Wage lawsuits have increased more than 400 percent since 2000 because successful employee collective action suits pay double damages and attorney’s fees, Volin said.
“We should be wary of the unintended consequences,” he said, adding the retail industry is already struggling to keep pace with internet competition.
“People have to be there to serve customers and now the cost to provide those services will go up. It adds to the asymmetry of brick-and-mortar versus the internet,” he said.
‘Some good and bad’
Benjamin Hase, staff attorney with the Mountain States Employers Council, says reality resides somewhere in the middle.
“Through conversations with our members, we’re seeing some good and bad,” Hase said. “Some are saying the rules are not too arduous and they may bump salaries a little. Some are thinking of switching to hourly anyway.

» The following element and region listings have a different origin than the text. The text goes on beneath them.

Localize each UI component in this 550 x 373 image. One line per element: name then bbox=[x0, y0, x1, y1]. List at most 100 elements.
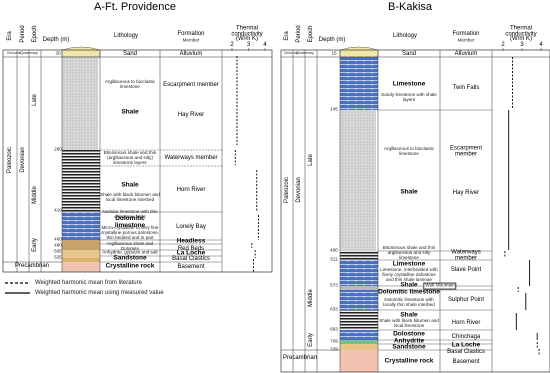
era-header: Era bbox=[283, 31, 290, 41]
lithology-fill bbox=[62, 258, 100, 262]
conductivity-header: Thermal conductivity bbox=[505, 25, 537, 38]
lithology-label: Argillaceous to bioclastic limestone bbox=[104, 79, 156, 89]
member-header: Member bbox=[182, 37, 200, 43]
lithology-fill bbox=[340, 110, 376, 251]
lithology-fill bbox=[340, 260, 378, 286]
depth-label: 511 bbox=[330, 256, 338, 262]
depth-label: 260 bbox=[54, 146, 62, 152]
chronology-label: Precambrian bbox=[14, 262, 50, 269]
lithology-label: Dolomitic limestone with locally thin sh… bbox=[383, 297, 435, 307]
column-frame bbox=[280, 49, 550, 373]
member-header: Member bbox=[457, 37, 475, 43]
panel-title: B-Kakisa bbox=[387, 1, 433, 14]
legend-label: Weighted harmonic mean using measured va… bbox=[35, 289, 164, 296]
depth-label: 20 bbox=[55, 50, 61, 56]
lithology-label: Nodular limestone with thin dolostone be… bbox=[102, 209, 158, 219]
formation-label: La Loche bbox=[176, 249, 206, 257]
lithology-label: Bituminous shale and thin (argillaceous … bbox=[103, 149, 157, 165]
formation-label: Alluvium bbox=[179, 50, 203, 57]
lithology-label: Sand bbox=[122, 50, 138, 57]
lithology-header: Lithology bbox=[392, 32, 418, 39]
conductivity-tick-label: 3 bbox=[246, 41, 251, 48]
lithology-label: Limestone bbox=[392, 80, 426, 88]
depth-label: 15 bbox=[331, 50, 337, 56]
lithology-label: Sand bbox=[401, 50, 417, 57]
lithology-label: Shale bbox=[400, 188, 418, 196]
depth-label: 460 bbox=[54, 236, 62, 242]
era-label: Cenozoic bbox=[283, 50, 299, 55]
lithology-label: Shale with black bitumen and local limes… bbox=[379, 318, 439, 328]
formation-label: Sulphur Point bbox=[447, 296, 485, 303]
depth-label: 709 bbox=[330, 338, 338, 344]
period-label: Quaternary bbox=[20, 50, 38, 55]
lithology-header: Lithology bbox=[113, 32, 139, 39]
lithology-label: Crystalline rock bbox=[105, 262, 155, 270]
lithology-fill bbox=[62, 57, 98, 150]
period-header: Period bbox=[295, 25, 302, 43]
formation-label: Hay River bbox=[177, 111, 205, 118]
formation-label: Basal Clastics bbox=[172, 255, 210, 262]
depth-label: 573 bbox=[330, 282, 338, 288]
chronology-label: Late bbox=[31, 94, 38, 106]
lithology-label: Micro-crystalline to very fine crystalli… bbox=[100, 224, 160, 240]
formation-label: Alluvium bbox=[454, 50, 478, 57]
chronology-label: Middle bbox=[31, 186, 38, 204]
lithology-fill bbox=[340, 290, 378, 310]
formation-label: Twin Falls bbox=[452, 84, 480, 91]
formation-label: Red Beds bbox=[177, 245, 205, 252]
lithology-label: Sandstone bbox=[113, 254, 147, 262]
lithology-fill bbox=[62, 250, 100, 258]
lithology-fill bbox=[62, 240, 100, 250]
conductivity-tick-label: 4 bbox=[263, 41, 267, 48]
conductivity-tick-label: 3 bbox=[520, 41, 524, 48]
chronology-label: Devonian bbox=[295, 177, 302, 203]
lithology-label: Sandstone bbox=[392, 343, 426, 351]
conductivity-tick-label: 2 bbox=[230, 41, 234, 48]
depth-label: 480 bbox=[54, 242, 62, 248]
lithology-fill bbox=[62, 262, 100, 272]
lithology-fill bbox=[340, 57, 378, 110]
lithology-fill bbox=[340, 330, 378, 340]
depth-label: 490 bbox=[330, 247, 338, 253]
chronology-label: Middle bbox=[307, 289, 314, 307]
formation-label: Chinchaga bbox=[451, 333, 481, 340]
lithology-label: Dolomitic limestone bbox=[114, 215, 146, 229]
lithology-fill bbox=[340, 350, 378, 372]
lithology-fill bbox=[340, 310, 378, 330]
formation-label: La Loche bbox=[451, 341, 481, 349]
formation-label: Horn River bbox=[451, 319, 481, 326]
legend-label: Weighted harmonic mean from literature bbox=[35, 279, 142, 286]
formation-label: Horn River bbox=[176, 186, 206, 193]
lithology-label: Argillaceous shale and Dolomite bbox=[106, 241, 154, 251]
lithology-fill bbox=[340, 340, 378, 344]
lithology-label: Bituminous shale and thin argillaceous a… bbox=[382, 244, 436, 260]
formation-label: Basement bbox=[452, 358, 480, 365]
formation-header: Formation bbox=[452, 30, 480, 37]
conductivity-unit: (W/m K) bbox=[510, 35, 532, 42]
formation-label: Waterways member bbox=[451, 249, 481, 262]
formation-label: Basal Clastics bbox=[447, 348, 485, 355]
depth-label: 633 bbox=[330, 306, 338, 312]
sand-top bbox=[61, 46, 101, 58]
lithology-fill bbox=[62, 212, 100, 240]
lithology-label: Shale with black bitumen and local limes… bbox=[100, 192, 160, 202]
sand-top bbox=[339, 46, 379, 58]
depth-header: Depth (m) bbox=[318, 36, 346, 43]
epoch-header: Epoch bbox=[307, 25, 314, 43]
lithology-fill bbox=[340, 344, 378, 350]
conductivity-unit: (W/m K) bbox=[236, 35, 258, 42]
lithology-label: Anhydrite, gypsum and salt bbox=[102, 249, 158, 255]
lithology-fill bbox=[62, 150, 100, 212]
chronology-label: Devonian bbox=[19, 147, 26, 173]
chronology-label: Late bbox=[307, 154, 314, 166]
lithology-label: Sandy limestone with shale layers bbox=[381, 92, 437, 102]
lithology-label: Limestone, interbedded with finely cryst… bbox=[380, 266, 438, 282]
lithology-label: Shale bbox=[400, 281, 418, 289]
panel-title: A-Ft. Providence bbox=[94, 1, 176, 14]
lithology-fill bbox=[340, 286, 378, 290]
formation-label: Waterways member bbox=[164, 154, 218, 161]
period-header: Period bbox=[19, 25, 26, 43]
formation-header: Formation bbox=[177, 30, 205, 37]
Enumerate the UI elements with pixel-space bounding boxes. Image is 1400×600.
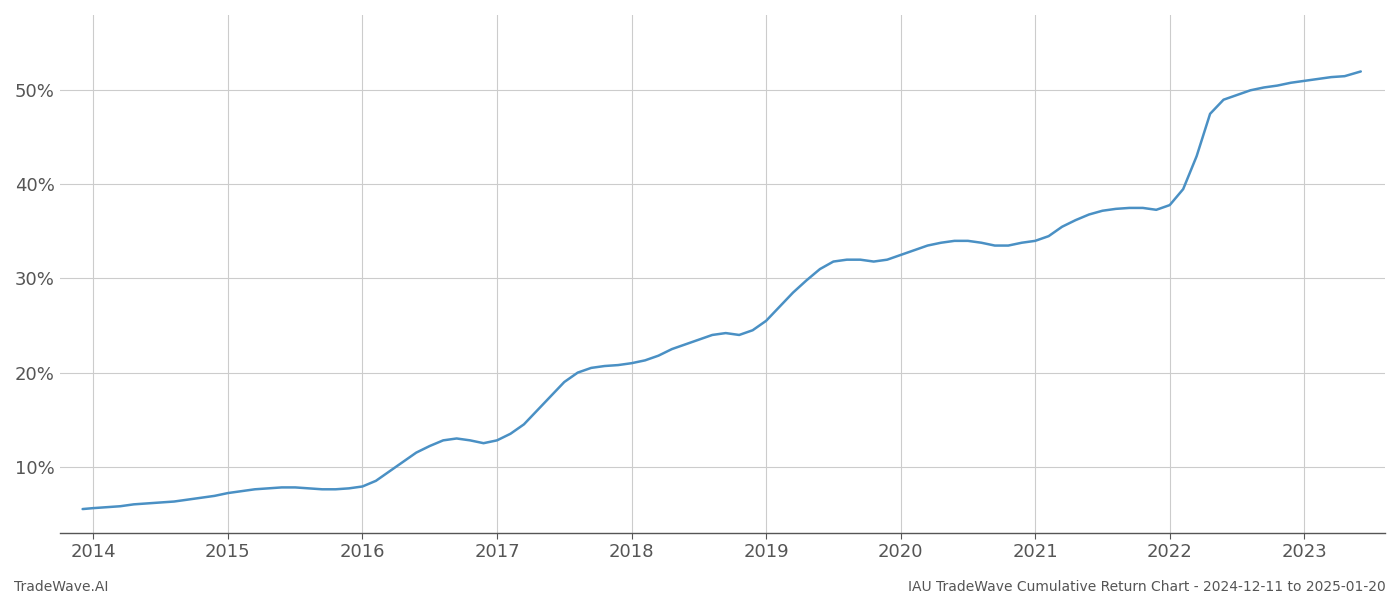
Text: TradeWave.AI: TradeWave.AI <box>14 580 108 594</box>
Text: IAU TradeWave Cumulative Return Chart - 2024-12-11 to 2025-01-20: IAU TradeWave Cumulative Return Chart - … <box>909 580 1386 594</box>
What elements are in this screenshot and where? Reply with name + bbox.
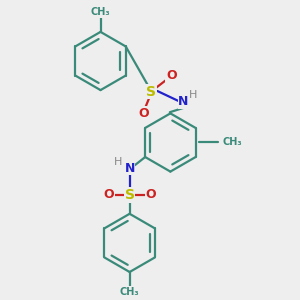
Text: CH₃: CH₃ xyxy=(91,7,110,17)
Text: O: O xyxy=(145,188,156,201)
Text: N: N xyxy=(178,95,189,108)
Text: O: O xyxy=(166,69,177,82)
Text: H: H xyxy=(114,157,122,167)
Text: O: O xyxy=(103,188,114,201)
Text: O: O xyxy=(139,107,149,120)
Text: H: H xyxy=(189,90,197,100)
Text: S: S xyxy=(124,188,135,202)
Text: S: S xyxy=(146,85,157,99)
Text: CH₃: CH₃ xyxy=(222,137,242,148)
Text: CH₃: CH₃ xyxy=(120,287,140,297)
Text: N: N xyxy=(124,162,135,175)
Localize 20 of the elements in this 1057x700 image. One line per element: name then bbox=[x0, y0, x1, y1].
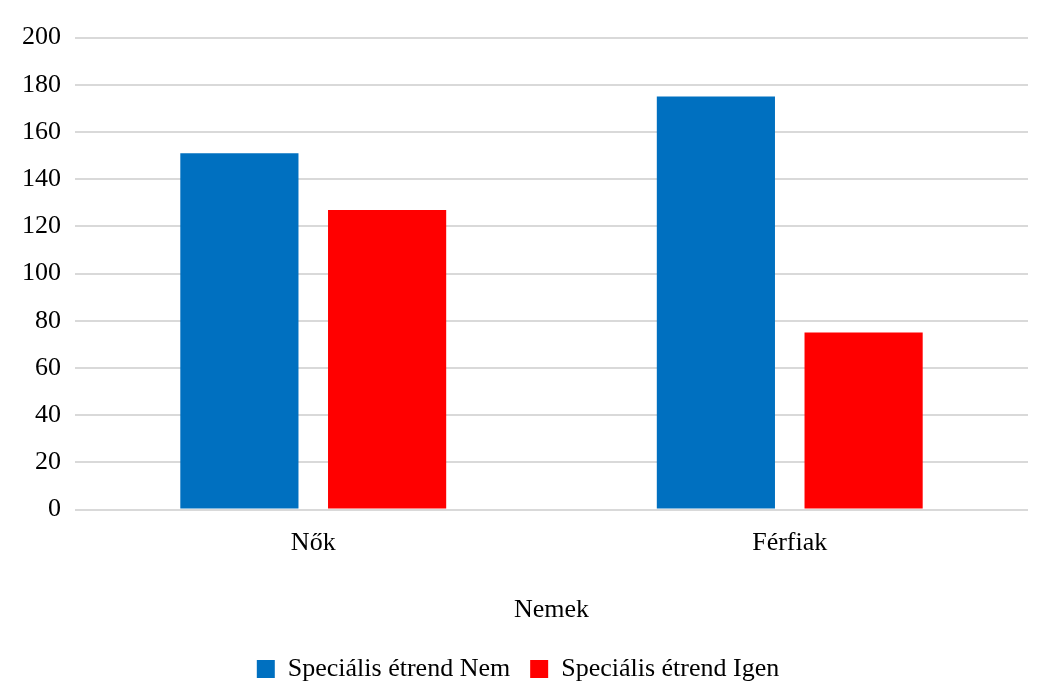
legend-label: Speciális étrend Nem bbox=[287, 652, 511, 682]
y-tick-label: 200 bbox=[22, 21, 61, 51]
y-tick-label: 140 bbox=[22, 163, 61, 193]
x-axis-title: Nemek bbox=[513, 594, 590, 624]
x-tick-label: Férfiak bbox=[752, 527, 828, 557]
y-tick-label: 100 bbox=[22, 257, 61, 287]
y-tick-label: 120 bbox=[22, 210, 61, 240]
bar bbox=[656, 96, 775, 509]
y-tick-label: 180 bbox=[22, 68, 61, 98]
y-tick-label: 20 bbox=[35, 446, 61, 476]
y-tick-label: 160 bbox=[22, 115, 61, 145]
y-tick-label: 60 bbox=[35, 351, 61, 381]
legend-label: Speciális étrend Igen bbox=[561, 652, 780, 682]
y-tick-label: 80 bbox=[35, 304, 61, 334]
bar bbox=[328, 209, 447, 509]
bar bbox=[804, 332, 923, 509]
x-tick-label: Nők bbox=[290, 527, 336, 557]
y-tick-label: 0 bbox=[48, 493, 61, 523]
bar bbox=[180, 153, 299, 509]
y-tick-label: 40 bbox=[35, 399, 61, 429]
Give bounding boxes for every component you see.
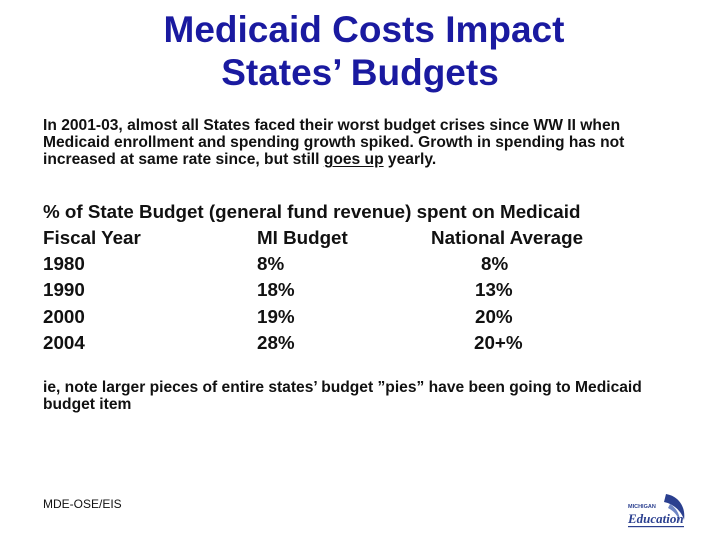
national-average-cell: 20%: [475, 306, 513, 327]
table-row: 1980 8% 8%: [0, 251, 720, 277]
national-average-cell: 8%: [481, 253, 509, 274]
intro-text-end: yearly.: [383, 151, 437, 168]
column-header-national-average: National Average: [431, 227, 584, 248]
mi-budget-cell: 8%: [257, 253, 285, 274]
intro-underlined-text: goes up: [323, 151, 384, 168]
logo-underline: [628, 526, 684, 528]
intro-paragraph: In 2001-03, almost all States faced thei…: [43, 117, 683, 168]
logo-swoosh-accent: [668, 504, 680, 522]
fiscal-year-cell: 2004: [43, 332, 85, 353]
national-average-cell: 13%: [475, 279, 513, 300]
mi-budget-cell: 28%: [257, 332, 295, 353]
table-row: 2004 28% 20+%: [0, 330, 720, 356]
table-header-row: Fiscal Year MI Budget National Average: [0, 225, 720, 251]
slide-title-line-2: States’ Budgets: [221, 52, 499, 93]
fiscal-year-cell: 1980: [43, 253, 85, 274]
logo-main-text: Education: [627, 511, 684, 526]
column-header-fiscal-year: Fiscal Year: [43, 227, 141, 248]
note-paragraph: ie, note larger pieces of entire states’…: [43, 379, 642, 413]
table-row: 1990 18% 13%: [0, 277, 720, 303]
column-header-mi-budget: MI Budget: [257, 227, 348, 248]
table-heading: % of State Budget (general fund revenue)…: [43, 201, 581, 222]
slide-title-line-1: Medicaid Costs Impact: [163, 9, 565, 50]
mi-budget-cell: 18%: [257, 279, 295, 300]
logo-swoosh-shape: [664, 494, 685, 520]
slide-title: Medicaid Costs Impact States’ Budgets: [0, 8, 720, 94]
national-average-cell: 20+%: [474, 332, 523, 353]
michigan-education-logo-icon: MICHIGAN Education: [627, 494, 685, 528]
fiscal-year-cell: 1990: [43, 279, 85, 300]
table-row: 2000 19% 20%: [0, 304, 720, 330]
mi-budget-cell: 19%: [257, 306, 295, 327]
intro-text-start: In 2001-03, almost all States faced thei…: [43, 117, 625, 168]
logo-top-text: MICHIGAN: [628, 504, 656, 510]
footer-source: MDE-OSE/EIS: [43, 497, 122, 511]
fiscal-year-cell: 2000: [43, 306, 85, 327]
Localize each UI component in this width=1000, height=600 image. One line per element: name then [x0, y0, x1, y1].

“Some are saying this will cause problems and change how they do business because they can’t rely on their hardworking mangers putting in 60 or 70 hours a week and will have to find other good people or pay more.”
Because of the precise timekeeping records that must be kept, he said, larger organizations with a multitude of employees will likely have the most difficult time adjusting.
“If they get it wrong, it has class action written all over it,” he said. “I anticipate a lot of trial and error.”
Organizations with already implemented hourly payroll systems should have a leg up, because they will only have to add additional, eligible employees, he said.
Hase said that any additional costs to the employer because of the rule could mean an increase in the costs of goods and services.
“One option for those affected by the new rule would be to increase their prices. If you can’t control your labor costs and you want to stay in business, you have to make it up somewhere.”
But even if the new rules prove to be disastrous for business, it’s very unlikely to be repealed, Hase said.
“It still has to pass congressional muster, but it should, the way it’s set up politically,” he said.
“Congress gave the Department of Labor the ability to announce salary limits,” he said. “Congress can’t do anything unless it amends the Fair Labor Standards Act.”
Ultimately, Hase said, employers will need to be more involved with scheduling to make sure labor costs are kept under control.
“I think there is the potential for this rule to bring good things,” he said. “Will it increase the cost for some businesses? Absolutely. Adding more people to your pool of hourly workers and having to keep accurate records of every meal and break — there are more chances something could go wrong.
“But from a softer perspective, it’s possible employees will be motivated to work overtime, if the employer allows it. And it might encourage some employers to bump up salaries. There’s some good and some bad.”